Светлый фон

3. Рукописи в Дунае

3. Рукописи в Дунае

В Видине Петко Славейков, первый настоящий современный болгарский поэт, свалился в воду и потерял в небольшой речушке Чибар свои рукописи; другие стихи похитил у него Дунай, которому, как доброму божеству течения времени и забвения, полагалось бы приносить в жертву всякую книгу о реке — от опуса Невекловского до трудов его подражателей. Славейков щедро тратил жизнь и талант, сражался на Шипке и оказался в стамбульской тюрьме; воспевал родину, любовь и разочарование; случайное исчезновение стихов беспечного поэта в дунайских водоворотах как нельзя лучше отражает его щедрую натуру.

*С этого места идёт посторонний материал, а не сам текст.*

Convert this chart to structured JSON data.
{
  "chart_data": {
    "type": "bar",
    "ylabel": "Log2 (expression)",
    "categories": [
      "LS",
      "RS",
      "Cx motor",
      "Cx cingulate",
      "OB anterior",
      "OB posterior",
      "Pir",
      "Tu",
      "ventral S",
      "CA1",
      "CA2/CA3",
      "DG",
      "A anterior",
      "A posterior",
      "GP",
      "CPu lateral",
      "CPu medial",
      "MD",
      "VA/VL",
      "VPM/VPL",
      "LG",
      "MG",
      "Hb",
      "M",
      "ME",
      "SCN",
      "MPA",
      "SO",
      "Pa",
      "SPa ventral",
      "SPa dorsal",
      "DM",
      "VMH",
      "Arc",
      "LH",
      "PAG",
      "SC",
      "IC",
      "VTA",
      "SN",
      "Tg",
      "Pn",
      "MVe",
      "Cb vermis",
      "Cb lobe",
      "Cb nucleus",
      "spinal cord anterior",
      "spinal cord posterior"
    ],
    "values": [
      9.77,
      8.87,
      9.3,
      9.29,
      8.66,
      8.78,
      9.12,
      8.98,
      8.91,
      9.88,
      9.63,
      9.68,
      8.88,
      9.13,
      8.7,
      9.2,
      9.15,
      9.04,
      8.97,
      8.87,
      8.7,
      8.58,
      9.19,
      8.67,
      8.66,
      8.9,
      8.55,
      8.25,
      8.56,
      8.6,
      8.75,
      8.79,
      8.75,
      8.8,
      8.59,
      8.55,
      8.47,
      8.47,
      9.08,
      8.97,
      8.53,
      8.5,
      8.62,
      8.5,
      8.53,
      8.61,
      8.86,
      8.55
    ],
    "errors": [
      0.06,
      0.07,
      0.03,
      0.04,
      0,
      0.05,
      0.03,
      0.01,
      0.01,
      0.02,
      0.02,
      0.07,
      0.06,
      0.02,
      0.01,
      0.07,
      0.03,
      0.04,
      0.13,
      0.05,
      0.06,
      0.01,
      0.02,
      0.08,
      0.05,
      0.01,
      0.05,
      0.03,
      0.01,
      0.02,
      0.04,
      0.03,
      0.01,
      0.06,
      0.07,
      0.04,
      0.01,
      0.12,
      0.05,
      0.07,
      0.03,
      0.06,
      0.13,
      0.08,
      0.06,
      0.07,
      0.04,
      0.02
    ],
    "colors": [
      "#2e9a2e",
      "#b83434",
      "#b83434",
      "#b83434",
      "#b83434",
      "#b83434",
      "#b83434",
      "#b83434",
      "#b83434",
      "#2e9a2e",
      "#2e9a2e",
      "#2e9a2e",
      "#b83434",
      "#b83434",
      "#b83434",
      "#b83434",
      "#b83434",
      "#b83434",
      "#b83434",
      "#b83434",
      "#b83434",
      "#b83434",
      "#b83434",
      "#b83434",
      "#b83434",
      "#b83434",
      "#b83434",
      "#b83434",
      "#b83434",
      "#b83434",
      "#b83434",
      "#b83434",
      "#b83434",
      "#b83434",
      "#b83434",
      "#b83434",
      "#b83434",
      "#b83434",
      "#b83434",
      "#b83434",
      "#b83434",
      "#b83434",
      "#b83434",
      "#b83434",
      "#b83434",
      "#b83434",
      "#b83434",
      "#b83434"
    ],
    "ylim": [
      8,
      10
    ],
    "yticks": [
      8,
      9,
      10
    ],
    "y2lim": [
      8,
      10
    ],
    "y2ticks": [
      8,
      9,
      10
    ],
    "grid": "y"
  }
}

Ирония судьбы достигла бы апогея, поглоти воды стихи его сына, Пенчо Славейкова, поэта-ницшеанца, а значит, поэта Жизни, всеобъемлющего становления.

Во второй половине 1890-х годов и в начале XX века Болгария, недавно обретшая географическую определенность, одновременно являлась далекой провинцией и частью Европы, где звучали отголоски великого европейского кризиса, преодолеть который не удалось до сих пор: Ницше, Штирнер, Ибсен, Стриндберг — выдающиеся предвестники современности, срывающие маску с действительности, спускающиеся все глубже и глубже, стремящиеся догнать жизнь, отыскать ее основание и обнаруживающие, что никакого основания нет и в помине. Болгария, позднее других стран обретшая национальную независимость, одновременно существует в разных эпохах: после 1945 года, как рассказывает Яна Маркова, руководитель общества «Jes Autor»[108] и видный деятель культуры, в некоторых деревнях никогда не видели театральных представлений; посмотрев впервые в жизни патриотическую драму (как в знаменитой главе из самого известного болгарского национал-патриотического романа «Под игом» Ивана Вазова, 1889), крестьяне принимались чествовать актера, исполнившего роль повешенного турками героя-интеллигента Левского, и волком глядели на актера, сыгравшего коварного пашу. Думая о том, какие шаги проделала за последние сорок лет эта страна, о ее процветании и образованности населения, трудно не восхищаться социализмом, позволившим достичь такого прогресса.

Впрочем, деревенская Болгария, никогда не видевшая театральных постановок, как и подобает землям, где исповедую ислам, была страной беспокойных интеллектуалов-толстовцев и ницшеанцев, выведенных Эмилияном Станевым в романе «Иван Кондарев» (1958–1964). Станев переносит ницшеанство, этическую строгость, пытающуюся исправить не имеющую понятия о нравственности жизнь, в романы, повествующие о еретиках-богомилах, о стремлении к чистоте веры, которая, если отказаться от надежного догматического посредника, позволяет увидеть бесконечную реку жизни, текущую по ту сторону добра и зла и исчезающую, как утекает между пальцами вода, когда пытаешься схватить ее, остановить ее чистое, не имеющее понятия о нравственности течение.